The Henle–Koch Postulates

  • The postulates can be freely formulated as follows:
  • The microorganism must be found under conditions corresponding to the pathological changes and clinical course of the disease in question.
  • It must be possible to cause an identical (human) or similar (animal) disease with pure cultures of the pathogen.
  • The pathogen must not occur within the framework of other diseases as an “accidental parasite.”

These postulates are still used today to confirm the cause of an infectious disease. However, the fact that these conditions are not met does not necessarily exclude a contribution to disease etiology by a pathogen found in context. In particular, many infections caused by subcellular entities do not fulfill the postulates in their classic form.

The Present

The frequency and deadliness of infectious diseases throughout thousands of years of human history have kept them at the focus of medical science. The development of effective preventive and therapeutic measures in recent decades has diminished, and sometimes eliminated entirely, the grim epidemics of smallpox, plague, spotted fever, diphtheria, and other such contagions.

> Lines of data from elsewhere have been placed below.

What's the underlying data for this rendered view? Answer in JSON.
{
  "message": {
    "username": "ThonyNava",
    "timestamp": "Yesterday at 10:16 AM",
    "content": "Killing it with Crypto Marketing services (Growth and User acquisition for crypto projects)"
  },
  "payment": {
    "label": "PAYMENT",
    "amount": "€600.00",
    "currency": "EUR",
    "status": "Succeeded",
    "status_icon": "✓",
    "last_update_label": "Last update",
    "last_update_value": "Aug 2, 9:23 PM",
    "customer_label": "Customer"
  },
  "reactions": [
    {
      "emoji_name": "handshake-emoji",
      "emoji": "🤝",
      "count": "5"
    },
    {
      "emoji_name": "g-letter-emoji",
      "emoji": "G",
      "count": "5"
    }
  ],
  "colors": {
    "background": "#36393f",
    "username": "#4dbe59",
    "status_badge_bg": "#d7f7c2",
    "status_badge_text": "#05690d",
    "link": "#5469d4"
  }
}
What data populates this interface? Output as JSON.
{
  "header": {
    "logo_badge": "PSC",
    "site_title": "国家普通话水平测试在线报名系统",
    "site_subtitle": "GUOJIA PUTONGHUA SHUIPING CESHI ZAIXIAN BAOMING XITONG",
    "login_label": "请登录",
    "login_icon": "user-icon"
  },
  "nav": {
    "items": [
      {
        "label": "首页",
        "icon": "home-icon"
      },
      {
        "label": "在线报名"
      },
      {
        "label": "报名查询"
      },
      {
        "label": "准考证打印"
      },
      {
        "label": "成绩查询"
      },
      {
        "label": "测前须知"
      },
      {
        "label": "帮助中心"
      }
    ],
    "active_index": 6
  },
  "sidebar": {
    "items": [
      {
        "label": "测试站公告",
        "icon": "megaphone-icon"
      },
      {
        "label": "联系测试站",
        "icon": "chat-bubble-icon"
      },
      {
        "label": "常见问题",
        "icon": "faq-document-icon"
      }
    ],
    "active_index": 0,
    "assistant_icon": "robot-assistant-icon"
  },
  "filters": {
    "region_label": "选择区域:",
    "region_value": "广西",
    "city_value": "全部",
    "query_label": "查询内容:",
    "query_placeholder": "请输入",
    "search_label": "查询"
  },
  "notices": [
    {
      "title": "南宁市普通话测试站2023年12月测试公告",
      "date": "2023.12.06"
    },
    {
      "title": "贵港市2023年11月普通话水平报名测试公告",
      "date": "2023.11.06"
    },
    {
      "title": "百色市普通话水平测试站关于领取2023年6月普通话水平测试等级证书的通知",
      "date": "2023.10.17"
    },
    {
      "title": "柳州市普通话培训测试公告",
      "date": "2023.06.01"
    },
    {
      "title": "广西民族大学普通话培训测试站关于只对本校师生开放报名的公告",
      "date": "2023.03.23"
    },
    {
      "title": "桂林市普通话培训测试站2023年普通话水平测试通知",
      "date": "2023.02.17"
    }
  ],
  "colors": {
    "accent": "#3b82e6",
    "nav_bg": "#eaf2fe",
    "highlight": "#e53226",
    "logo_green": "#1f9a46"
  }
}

Today we have specific drug treatments for many infectious diseases. As a result of these developments, the attention of medical researchers was diverted to other fields: it seemed we had tamed the infectious diseases. Recent years have proved this assumption false. Previously unknown pathogens causing new diseases are being found and familiar organisms have demonstrated an ability to evolve new forms and reassert themselves. The origins of this reversal are many and complex: human behavior has changed, particularly in terms of mobility and nutrition.

Last word

Relatively little is known about the factors determining the pathogenicity and virulence of microorganisms, and most of what we do know concerns the disease-causing mechanisms of bacteria.